Menurut data kesehatan, sekitar 8 dari 10 penderita asam urat mengalami serangan pertama di jempol kaki. Sisanya bisa merasakan nyeri di pergelangan tangan, siku, atau lutut. Mencatat lokasi dan durasi serangan sangat membantu dokter dalam menegakkan diagnosis.
Penanganan Cepat untuk Serangan Mendadak
Ketika serangan terjadi, asam urat akut memerlukan pertolongan segera agar tidak merusak tulang rawan. Kompres dingin yang dibungkus kain dapat mengurangi peradangan dan rasa nyeri. Hindari memijat atau menggerakkan sendi secara berlebihan karena bisa memperparah kondisi.
Dokter biasanya memberikan obat antiinflamasi untuk meredakan peradangan. Selain itu, perbanyak minum air putih agar kelebihan asam urat dikeluarkan lewat urine. Jika nyeri sangat berat, segera datang ke fasilitas kesehatan terdekat.

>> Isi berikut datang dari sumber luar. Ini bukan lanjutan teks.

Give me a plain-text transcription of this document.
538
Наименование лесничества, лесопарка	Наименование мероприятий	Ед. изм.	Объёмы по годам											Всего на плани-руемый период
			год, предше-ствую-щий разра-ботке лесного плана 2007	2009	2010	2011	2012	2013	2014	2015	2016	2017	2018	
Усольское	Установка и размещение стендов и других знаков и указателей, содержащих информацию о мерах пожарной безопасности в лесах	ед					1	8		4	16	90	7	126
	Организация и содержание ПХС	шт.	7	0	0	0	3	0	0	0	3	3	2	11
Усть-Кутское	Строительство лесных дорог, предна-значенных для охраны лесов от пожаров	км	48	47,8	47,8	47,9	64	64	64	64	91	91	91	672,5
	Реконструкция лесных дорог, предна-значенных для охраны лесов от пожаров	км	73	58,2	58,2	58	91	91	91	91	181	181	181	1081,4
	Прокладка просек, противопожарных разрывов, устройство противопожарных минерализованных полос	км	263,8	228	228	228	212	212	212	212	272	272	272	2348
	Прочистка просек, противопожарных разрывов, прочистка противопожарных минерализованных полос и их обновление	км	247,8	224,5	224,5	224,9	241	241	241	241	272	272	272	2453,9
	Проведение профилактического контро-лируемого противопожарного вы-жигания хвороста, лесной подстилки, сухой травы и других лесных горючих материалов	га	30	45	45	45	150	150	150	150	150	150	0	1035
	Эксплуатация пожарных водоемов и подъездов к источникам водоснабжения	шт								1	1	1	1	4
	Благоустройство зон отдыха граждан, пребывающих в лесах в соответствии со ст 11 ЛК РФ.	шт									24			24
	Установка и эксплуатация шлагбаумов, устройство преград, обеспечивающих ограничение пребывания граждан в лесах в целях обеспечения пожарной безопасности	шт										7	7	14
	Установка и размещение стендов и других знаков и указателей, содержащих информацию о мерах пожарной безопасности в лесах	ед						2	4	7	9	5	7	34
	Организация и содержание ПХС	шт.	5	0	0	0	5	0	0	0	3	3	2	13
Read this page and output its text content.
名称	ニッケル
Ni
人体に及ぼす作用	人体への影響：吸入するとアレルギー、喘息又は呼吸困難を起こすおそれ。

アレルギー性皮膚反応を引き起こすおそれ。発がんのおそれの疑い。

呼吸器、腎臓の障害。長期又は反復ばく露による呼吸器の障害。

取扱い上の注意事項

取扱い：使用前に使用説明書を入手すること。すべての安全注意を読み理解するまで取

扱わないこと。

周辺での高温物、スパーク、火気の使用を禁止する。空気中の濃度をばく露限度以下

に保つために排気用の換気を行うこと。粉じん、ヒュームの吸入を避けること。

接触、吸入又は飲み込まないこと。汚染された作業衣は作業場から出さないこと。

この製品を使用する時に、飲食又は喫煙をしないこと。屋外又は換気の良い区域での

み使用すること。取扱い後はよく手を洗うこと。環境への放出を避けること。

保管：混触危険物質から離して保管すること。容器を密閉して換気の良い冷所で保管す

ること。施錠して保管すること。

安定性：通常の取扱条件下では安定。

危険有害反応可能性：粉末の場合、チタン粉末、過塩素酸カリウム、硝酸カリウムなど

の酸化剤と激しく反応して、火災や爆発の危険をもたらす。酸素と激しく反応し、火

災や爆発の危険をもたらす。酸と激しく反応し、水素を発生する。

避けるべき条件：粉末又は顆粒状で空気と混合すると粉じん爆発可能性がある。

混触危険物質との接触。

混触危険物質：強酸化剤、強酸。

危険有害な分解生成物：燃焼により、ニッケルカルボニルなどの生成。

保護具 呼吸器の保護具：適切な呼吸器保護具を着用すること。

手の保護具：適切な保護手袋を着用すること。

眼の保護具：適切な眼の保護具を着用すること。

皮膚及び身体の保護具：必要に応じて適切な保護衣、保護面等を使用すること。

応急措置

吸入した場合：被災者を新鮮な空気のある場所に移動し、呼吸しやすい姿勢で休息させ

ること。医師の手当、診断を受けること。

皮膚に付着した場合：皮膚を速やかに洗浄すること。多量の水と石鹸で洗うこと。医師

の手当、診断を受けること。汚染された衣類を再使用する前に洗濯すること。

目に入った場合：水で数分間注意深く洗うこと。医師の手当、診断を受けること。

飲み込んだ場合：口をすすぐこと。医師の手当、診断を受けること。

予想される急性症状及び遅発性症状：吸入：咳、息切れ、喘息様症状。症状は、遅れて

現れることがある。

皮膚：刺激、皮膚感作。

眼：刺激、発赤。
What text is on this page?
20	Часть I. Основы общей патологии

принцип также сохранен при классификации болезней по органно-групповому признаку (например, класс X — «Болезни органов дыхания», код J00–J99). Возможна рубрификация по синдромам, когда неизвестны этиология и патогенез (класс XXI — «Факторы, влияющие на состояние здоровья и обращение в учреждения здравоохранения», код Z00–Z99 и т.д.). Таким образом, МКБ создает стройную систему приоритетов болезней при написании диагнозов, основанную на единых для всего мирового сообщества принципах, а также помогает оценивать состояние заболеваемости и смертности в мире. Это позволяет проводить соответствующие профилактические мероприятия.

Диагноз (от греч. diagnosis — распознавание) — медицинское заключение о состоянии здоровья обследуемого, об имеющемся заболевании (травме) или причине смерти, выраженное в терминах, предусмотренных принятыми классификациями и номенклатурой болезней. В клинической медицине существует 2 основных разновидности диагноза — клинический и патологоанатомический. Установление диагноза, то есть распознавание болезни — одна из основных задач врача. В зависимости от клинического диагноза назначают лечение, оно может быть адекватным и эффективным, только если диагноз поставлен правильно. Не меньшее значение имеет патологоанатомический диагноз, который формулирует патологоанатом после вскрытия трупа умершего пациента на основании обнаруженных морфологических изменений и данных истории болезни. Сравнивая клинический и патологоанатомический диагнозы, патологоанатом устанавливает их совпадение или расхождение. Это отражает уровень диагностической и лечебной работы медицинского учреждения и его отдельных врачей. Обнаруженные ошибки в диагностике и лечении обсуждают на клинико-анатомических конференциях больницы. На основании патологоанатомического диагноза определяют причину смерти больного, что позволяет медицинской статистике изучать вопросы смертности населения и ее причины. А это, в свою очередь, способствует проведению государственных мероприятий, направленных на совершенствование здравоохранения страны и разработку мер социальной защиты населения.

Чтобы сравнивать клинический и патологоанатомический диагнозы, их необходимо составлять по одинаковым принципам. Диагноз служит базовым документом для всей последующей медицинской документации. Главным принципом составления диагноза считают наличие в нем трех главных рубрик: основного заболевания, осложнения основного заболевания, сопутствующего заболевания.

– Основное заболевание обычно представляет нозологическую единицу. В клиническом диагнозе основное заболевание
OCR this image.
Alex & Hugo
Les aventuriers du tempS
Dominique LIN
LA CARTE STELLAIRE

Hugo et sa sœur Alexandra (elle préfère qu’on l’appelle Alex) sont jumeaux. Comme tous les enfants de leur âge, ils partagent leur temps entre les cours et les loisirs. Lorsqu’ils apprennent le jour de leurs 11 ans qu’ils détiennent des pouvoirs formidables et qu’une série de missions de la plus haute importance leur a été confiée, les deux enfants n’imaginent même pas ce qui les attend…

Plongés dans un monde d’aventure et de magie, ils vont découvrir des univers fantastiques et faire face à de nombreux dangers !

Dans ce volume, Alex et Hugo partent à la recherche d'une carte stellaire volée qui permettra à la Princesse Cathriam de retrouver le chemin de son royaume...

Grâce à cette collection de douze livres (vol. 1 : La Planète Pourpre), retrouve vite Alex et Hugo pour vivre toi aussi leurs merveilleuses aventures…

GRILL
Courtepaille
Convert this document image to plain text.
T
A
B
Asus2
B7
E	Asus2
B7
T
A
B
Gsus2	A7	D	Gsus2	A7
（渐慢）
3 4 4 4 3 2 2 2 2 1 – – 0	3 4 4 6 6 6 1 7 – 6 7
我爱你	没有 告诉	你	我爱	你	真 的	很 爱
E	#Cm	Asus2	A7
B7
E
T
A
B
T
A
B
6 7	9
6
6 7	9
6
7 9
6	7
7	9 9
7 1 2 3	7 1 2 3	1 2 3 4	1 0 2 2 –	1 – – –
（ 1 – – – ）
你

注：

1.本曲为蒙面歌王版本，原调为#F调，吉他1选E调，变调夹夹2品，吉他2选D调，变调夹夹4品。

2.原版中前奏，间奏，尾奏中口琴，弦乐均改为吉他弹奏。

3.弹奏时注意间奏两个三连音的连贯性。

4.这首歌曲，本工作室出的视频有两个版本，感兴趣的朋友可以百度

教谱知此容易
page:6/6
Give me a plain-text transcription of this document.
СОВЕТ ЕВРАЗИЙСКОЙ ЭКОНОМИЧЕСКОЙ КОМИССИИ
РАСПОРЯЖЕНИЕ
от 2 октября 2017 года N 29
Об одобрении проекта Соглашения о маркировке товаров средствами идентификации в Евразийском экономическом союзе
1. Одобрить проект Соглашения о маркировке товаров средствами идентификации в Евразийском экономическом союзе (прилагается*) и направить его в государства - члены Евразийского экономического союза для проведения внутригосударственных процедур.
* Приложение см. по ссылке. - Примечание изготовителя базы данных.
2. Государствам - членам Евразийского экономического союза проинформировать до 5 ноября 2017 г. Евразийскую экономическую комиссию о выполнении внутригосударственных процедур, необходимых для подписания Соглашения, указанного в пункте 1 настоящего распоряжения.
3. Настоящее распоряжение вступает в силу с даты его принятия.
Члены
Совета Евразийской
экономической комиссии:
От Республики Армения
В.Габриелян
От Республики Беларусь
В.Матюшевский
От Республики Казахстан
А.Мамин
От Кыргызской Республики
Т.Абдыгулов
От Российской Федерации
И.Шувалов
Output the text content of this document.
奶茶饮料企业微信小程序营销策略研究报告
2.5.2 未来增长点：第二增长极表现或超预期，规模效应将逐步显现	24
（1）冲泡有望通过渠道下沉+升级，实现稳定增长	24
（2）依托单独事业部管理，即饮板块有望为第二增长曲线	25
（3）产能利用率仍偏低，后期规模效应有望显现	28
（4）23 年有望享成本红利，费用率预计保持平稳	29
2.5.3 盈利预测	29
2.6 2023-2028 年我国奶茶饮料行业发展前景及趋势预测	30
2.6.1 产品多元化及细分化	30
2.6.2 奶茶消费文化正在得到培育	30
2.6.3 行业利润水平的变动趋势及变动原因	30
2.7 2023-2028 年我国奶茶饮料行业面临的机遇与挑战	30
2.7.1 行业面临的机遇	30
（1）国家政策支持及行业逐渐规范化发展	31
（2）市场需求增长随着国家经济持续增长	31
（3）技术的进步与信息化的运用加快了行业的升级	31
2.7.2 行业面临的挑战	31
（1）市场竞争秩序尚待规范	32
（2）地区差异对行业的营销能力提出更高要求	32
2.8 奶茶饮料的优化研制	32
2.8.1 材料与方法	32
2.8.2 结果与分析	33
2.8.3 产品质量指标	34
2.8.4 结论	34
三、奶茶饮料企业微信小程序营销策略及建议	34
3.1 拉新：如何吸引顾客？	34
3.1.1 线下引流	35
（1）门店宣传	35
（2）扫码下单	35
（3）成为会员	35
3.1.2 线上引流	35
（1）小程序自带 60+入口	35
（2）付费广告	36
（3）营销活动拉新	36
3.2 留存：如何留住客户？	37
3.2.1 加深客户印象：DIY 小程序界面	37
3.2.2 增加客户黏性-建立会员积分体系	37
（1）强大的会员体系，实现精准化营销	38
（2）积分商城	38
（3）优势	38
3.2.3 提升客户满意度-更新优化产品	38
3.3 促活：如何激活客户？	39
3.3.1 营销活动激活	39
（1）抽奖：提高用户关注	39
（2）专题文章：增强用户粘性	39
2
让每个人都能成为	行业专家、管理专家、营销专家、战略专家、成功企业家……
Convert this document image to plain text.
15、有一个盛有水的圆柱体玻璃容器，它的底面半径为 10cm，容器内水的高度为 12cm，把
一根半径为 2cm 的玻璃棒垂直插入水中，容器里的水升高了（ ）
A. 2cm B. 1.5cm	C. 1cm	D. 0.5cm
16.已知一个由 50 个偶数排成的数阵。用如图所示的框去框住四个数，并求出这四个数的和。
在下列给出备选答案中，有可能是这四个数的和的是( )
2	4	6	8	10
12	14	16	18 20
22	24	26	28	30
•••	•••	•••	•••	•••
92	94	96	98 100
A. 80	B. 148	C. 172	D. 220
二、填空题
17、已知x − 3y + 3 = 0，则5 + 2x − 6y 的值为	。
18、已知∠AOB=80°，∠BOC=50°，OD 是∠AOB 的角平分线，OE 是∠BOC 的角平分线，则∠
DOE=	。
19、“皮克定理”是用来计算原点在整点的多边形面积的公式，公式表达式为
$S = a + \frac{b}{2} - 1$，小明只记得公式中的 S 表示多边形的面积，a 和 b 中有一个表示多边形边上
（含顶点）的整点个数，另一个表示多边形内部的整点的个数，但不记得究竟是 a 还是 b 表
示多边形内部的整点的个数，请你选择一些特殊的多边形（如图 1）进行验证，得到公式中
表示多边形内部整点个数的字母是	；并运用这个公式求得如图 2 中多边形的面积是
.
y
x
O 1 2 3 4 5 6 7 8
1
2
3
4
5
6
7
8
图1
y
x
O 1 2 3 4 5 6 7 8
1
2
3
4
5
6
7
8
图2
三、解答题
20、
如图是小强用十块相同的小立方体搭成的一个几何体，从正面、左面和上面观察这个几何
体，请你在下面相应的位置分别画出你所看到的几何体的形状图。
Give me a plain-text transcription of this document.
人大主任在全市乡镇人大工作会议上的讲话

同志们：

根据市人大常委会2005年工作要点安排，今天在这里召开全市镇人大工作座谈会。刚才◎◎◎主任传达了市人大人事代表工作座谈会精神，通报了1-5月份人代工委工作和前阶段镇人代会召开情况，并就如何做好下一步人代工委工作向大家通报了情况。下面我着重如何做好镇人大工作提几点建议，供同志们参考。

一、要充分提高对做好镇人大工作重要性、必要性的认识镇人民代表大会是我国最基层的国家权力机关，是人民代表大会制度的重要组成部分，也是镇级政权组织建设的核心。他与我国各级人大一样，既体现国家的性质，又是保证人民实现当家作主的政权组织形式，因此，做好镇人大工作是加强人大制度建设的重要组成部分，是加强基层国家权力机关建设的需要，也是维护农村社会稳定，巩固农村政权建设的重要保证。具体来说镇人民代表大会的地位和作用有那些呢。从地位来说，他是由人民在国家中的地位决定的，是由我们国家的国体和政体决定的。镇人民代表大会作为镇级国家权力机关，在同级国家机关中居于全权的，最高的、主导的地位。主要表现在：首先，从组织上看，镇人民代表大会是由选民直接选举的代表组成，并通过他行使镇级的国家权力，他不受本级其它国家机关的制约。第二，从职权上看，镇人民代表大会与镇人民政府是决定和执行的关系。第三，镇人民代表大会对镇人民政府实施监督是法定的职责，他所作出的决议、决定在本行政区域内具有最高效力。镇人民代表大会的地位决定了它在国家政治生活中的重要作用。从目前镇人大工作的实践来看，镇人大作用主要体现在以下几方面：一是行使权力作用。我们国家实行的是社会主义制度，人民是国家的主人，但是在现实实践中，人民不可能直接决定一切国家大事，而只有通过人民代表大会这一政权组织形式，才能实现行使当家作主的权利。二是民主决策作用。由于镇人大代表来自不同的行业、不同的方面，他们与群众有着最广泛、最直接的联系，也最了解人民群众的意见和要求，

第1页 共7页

Kapan Anda Perlu ke Dokter?
Jika nyeri sendi gejala asam urat tidak membaik setelah dua hari, Anda perlu memeriksakan diri. Terlebih jika Anda memiliki faktor risiko seperti obesitas, diabetes, atau riwayat keluarga dengan penyakit ginjal. Pemeriksaan darah akan memastikan kadar asam urat dalam tubuh.
Penanganan yang tepat bisa mencegah komplikasi seperti batu ginjal dan kerusakan sendi permanen. Dokter akan menyarankan perubahan pola makan rendah purin serta gaya hidup sehat. Dengan begitu, kekambuhan asam urat dapat diminimalkan dan kualitas hidup tetap terjaga.
Mengenali sejak dini adalah langkah bijak untuk melindungi kesehatan sendi Anda. Jangan biarkan nyeri ringan menjadi serangan yang mengganggu aktivitas. Segera konsultasikan dengan dokter sejak muncul gejala pertama.